With changes in technology and the seemingly endless number of devices available to access the web on the move the issue of mobile accessibility emerges in every aspect of the creation of a new website or indeed in a redesign of an existing one. These challenges affect everything from the size and type of images you embed, the colour scheme you apply to your site to what kind of navigational structure you choose.
With laptops and desktops sometimes being skipped altogether and people going straight to mobile the most immediate and obvious difference between desktop/laptop browsing and mobile browsing is that mobile screens are smaller. This size difference between full-sized media and mobile devices has radical implications for site design, these can include:
Mobile pages: These generally avoid using columns. Building page design with a columned “under structure” is often essential to making content accessible and inviting in full-sized pages.
Links: Often need to be larger on mobile devices to be accessible. Tiny links are harder to tap, and thus different link techniques, such as large clickable buttons can often be used in mobile design.
Images: Need to be much smaller in mobile devices. There is a qualitative dimension when it comes to choosing and cropping versions of images that appear on a mobile site. Designers are often well-served to crop photos tighter for a mobile device.
Forms: Are configured differently on mobile devices. Some form input fields that work on a laptop (such as check boxes) are hard to use on a small touch-screen device. Instead such things as sliders (bars with a draggable slider) can make forms easier to fill out on a mobile device.
Lighting and colour issues: Mobile devices are more likely to be used outdoors compared to laptop’s and the lighting intensity on mobile devices is also lower than that of bigger screens. This can pose particular challenges for creating mobile-friendly sites.
Colour schemes that work well on full-sized monitors in relatively dark, indoor environments can prove difficult to use or useless on a mobile device in bright sunlight. To compensate avoid colour schemes like shades of grey (or subtle shades of any colour) on mobile devices.
Download speeds: Regardless of what the adverts say or indeed any of the providers the fact is that if mobile devices are not running on a Wi-Fi network then pages load much more slowly than desktops and laptops, regardless of whether they are connected through a cable or connected through Wi-Fi.

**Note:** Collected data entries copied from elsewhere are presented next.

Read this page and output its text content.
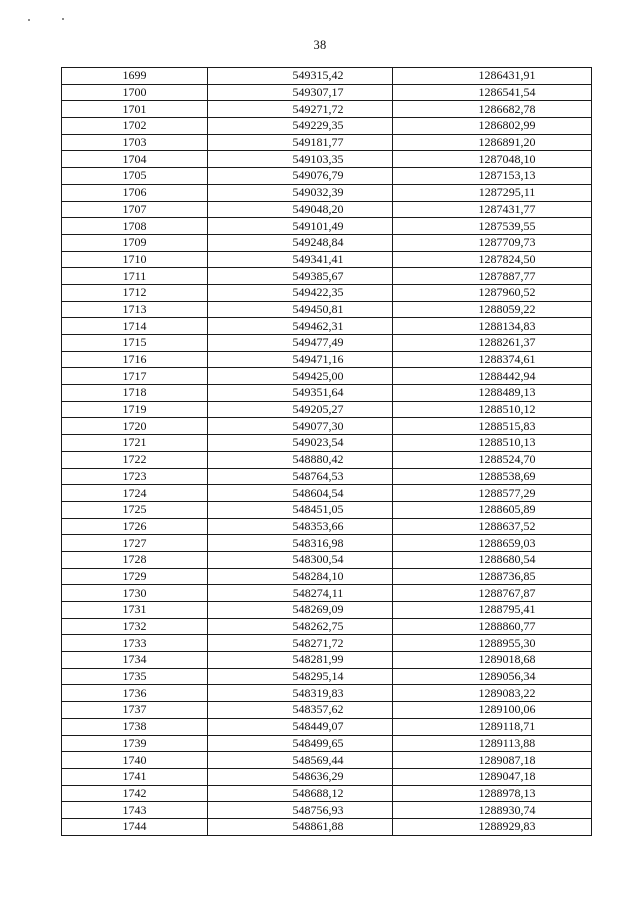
38
1699	549315,42	1286431,91
1700	549307,17	1286541,54
1701	549271,72	1286682,78
1702	549229,35	1286802,99
1703	549181,77	1286891,20
1704	549103,35	1287048,10
1705	549076,79	1287153,13
1706	549032,39	1287295,11
1707	549048,20	1287431,77
1708	549101,49	1287539,55
1709	549248,84	1287709,73
1710	549341,41	1287824,50
1711	549385,67	1287887,77
1712	549422,35	1287960,52
1713	549450,81	1288059,22
1714	549462,31	1288134,83
1715	549477,49	1288261,37
1716	549471,16	1288374,61
1717	549425,00	1288442,94
1718	549351,64	1288489,13
1719	549205,27	1288510,12
1720	549077,30	1288515,83
1721	549023,54	1288510,13
1722	548880,42	1288524,70
1723	548764,53	1288538,69
1724	548604,54	1288577,29
1725	548451,05	1288605,89
1726	548353,66	1288637,52
1727	548316,98	1288659,03
1728	548300,54	1288680,54
1729	548284,10	1288736,85
1730	548274,11	1288767,87
1731	548269,09	1288795,41
1732	548262,75	1288860,77
1733	548271,72	1288955,30
1734	548281,99	1289018,68
1735	548295,14	1289056,34
1736	548319,83	1289083,22
1737	548357,62	1289100,06
1738	548449,07	1289118,71
1739	548499,65	1289113,88
1740	548569,44	1289087,18
1741	548636,29	1289047,18
1742	548688,12	1288978,13
1743	548756,93	1288930,74
1744	548861,88	1288929,83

This has implications for presenting content for mobile visitors. Because mobile pages take longer to load, if possible you want to avoid making users navigate from one page to another.
Mobile plug-ins or lack of: Perhaps the most widely known difference between mobile and laptop/desktop viewing is that iPhones and iPads don’t support Flash video. Flash Video files are widely used to distribute video online but these files are a no-go for Mac mobile devices.

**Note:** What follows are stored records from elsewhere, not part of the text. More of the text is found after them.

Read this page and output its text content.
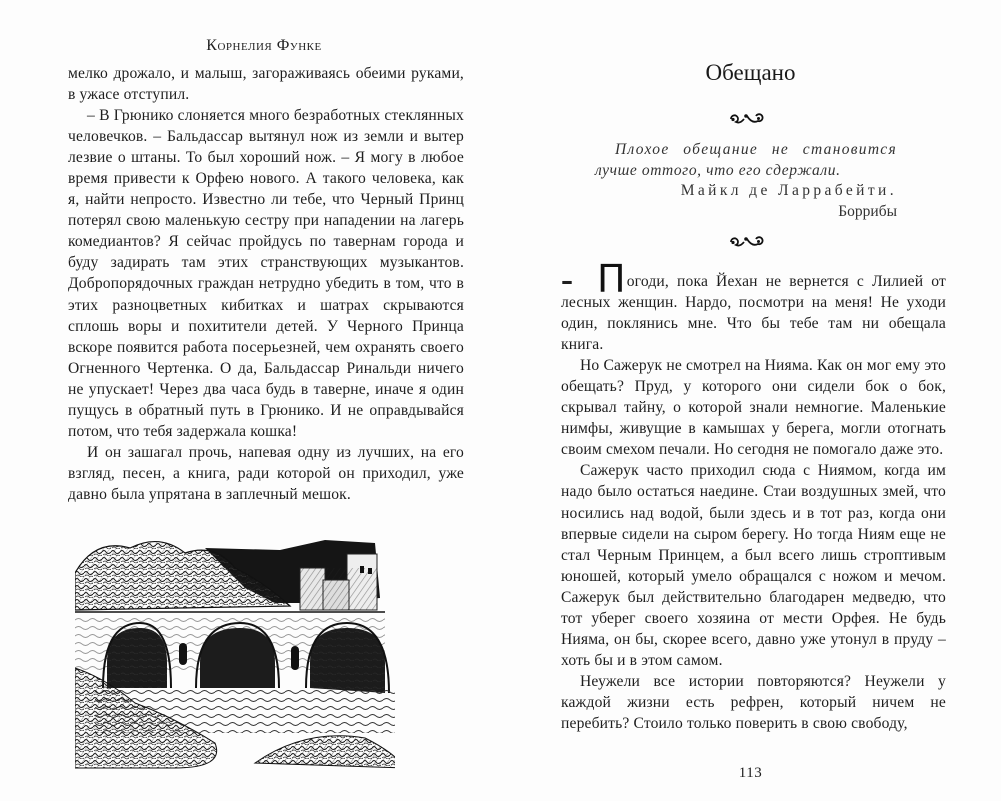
Корнелия Функе

мелко дрожало, и малыш, загораживаясь обеими руками, в ужасе отступил.

– В Грюнико слоняется много безработных стеклянных человечков. – Бальдассар вытянул нож из земли и вытер лезвие о штаны. То был хороший нож. – Я могу в любое время привести к Орфею нового. А такого человека, как я, найти непросто. Известно ли тебе, что Черный Принц потерял свою маленькую сестру при нападении на лагерь комедиантов? Я сейчас пройдусь по тавернам города и буду задирать там этих странствующих музыкантов. Добропорядочных граждан нетрудно убедить в том, что в этих разноцветных кибитках и шатрах скрываются сплошь воры и похитители детей. У Черного Принца вскоре появится работа посерьезней, чем охранять своего Огненного Чертенка. О да, Бальдассар Ринальди ничего не упускает! Через два часа будь в таверне, иначе я один пущусь в обратный путь в Грюнико. И не оправдывайся потом, что тебя задержала кошка!

И он зашагал прочь, напевая одну из лучших, на его взгляд, песен, а книга, ради которой он приходил, уже давно была упрятана в заплечный мешок.

Обещано
Плохое обещание не становится
лучше оттого, что его сдержали.
Майкл де Ларрабейти.
Боррибы

– Погоди, пока Йехан не вернется с Лилией от лесных женщин. Нардо, посмотри на меня! Не уходи один, поклянись мне. Что бы тебе там ни обещала книга.

Но Сажерук не смотрел на Нияма. Как он мог ему это обещать? Пруд, у которого они сидели бок о бок, скрывал тайну, о которой знали немногие. Маленькие нимфы, живущие в камышах у берега, могли отогнать своим смехом печали. Но сегодня не помогало даже это.

Сажерук часто приходил сюда с Ниямом, когда им надо было остаться наедине. Стаи воздушных змей, что носились над водой, были здесь и в тот раз, когда они впервые сидели на сыром берегу. Но тогда Ниям еще не стал Черным Принцем, а был всего лишь строптивым юношей, который умело обращался с ножом и мечом. Сажерук был действительно благодарен медведю, что тот уберег своего хозяина от мести Орфея. Не будь Нияма, он бы, скорее всего, давно уже утонул в пруду – хоть бы и в этом самом.

Неужели все истории повторяются? Неужели у каждой жизни есть рефрен, который ничем не перебить? Стоило только поверить в свою свободу,

113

So apart from the above what other possible solutions are there to provide delivery of web friendly content to mobile devices regardless of their size? Well here are two.
Media queries enable you to present the same content in full size and mobile browsers but display that content differently using different CSS style sheets. An example would be content presented in three columns in a full-sized monitor can be presented in one column in a narrower mobile screen.

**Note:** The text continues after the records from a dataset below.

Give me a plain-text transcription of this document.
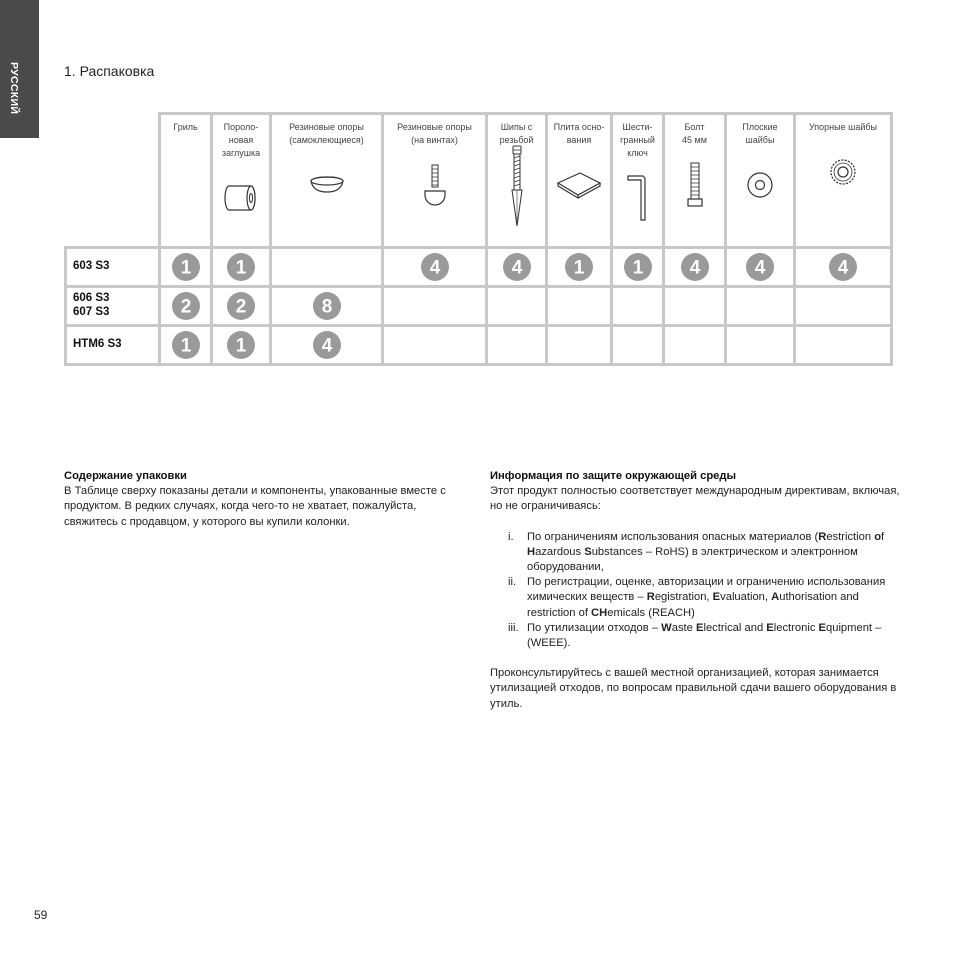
РУССКИЙ	1. Распаковка

	Гриль	Пороло-
новая
заглушка	Резиновые опоры
(самоклеющиеся)	Резиновые опоры
(на винтах)	Шипы с
резьбой	Плита осно-
вания	Шести-
гранный
ключ	Болт
45 мм	Плоские
шайбы	Упорные шайбы

603 S3	1	1		4	4	1	1	4	4	4

606 S3
607 S3	2	2	8							

HTM6 S3	1	1	4							

Содержание упаковки

В Таблице сверху показаны детали и компоненты, упакованные вместе с продуктом. В редких случаях, когда чего-то не хватает, пожалуйста, свяжитесь с продавцом, у которого вы купили колонки.

Информация по защите окружающей среды

Этот продукт полностью соответствует международным директивам, включая, но не ограничиваясь:

i.	По ограничениям использования опасных материалов (Restriction of Hazardous Substances – RoHS) в электрическом и электронном оборудовании,
ii. По регистрации, оценке, авторизации и ограничению использования химических веществ – Registration, Evaluation, Authorisation and restriction of CHemicals (REACH)
iii. По утилизации отходов – Waste Electrical and Electronic Equipment – (WEEE).

Проконсультируйтесь с вашей местной организацией, которая занимается утилизацией отходов, по вопросам правильной сдачи вашего оборудования в утиль.

59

It is also possible to configure multiple media queries for any given site. They are defined by the size of a user’s screen. For example, you could create one style sheet that displays your site content in tablets, another that displays the site in a mobile phone in landscape/horizontal mode, and even another for a mobile phone in portrait/vertical mode.
It is unlikely that you will create more than two or three versions of your site to begin with, but the number of styles you can define for a site is unlimited.
You could build a completely different site for mobile users. The jQuery Mobile option involves creating separate content for a mobile site than what’s presented to full-sized monitor visitors.
Media queries and jQuery Mobile are within your reach but when you decide to create a mobile version of your site (using media queries or jQuery Mobile) it will be absolutely necessary to put the time and energy into figuring out which one (or both) of these approaches you decide to use.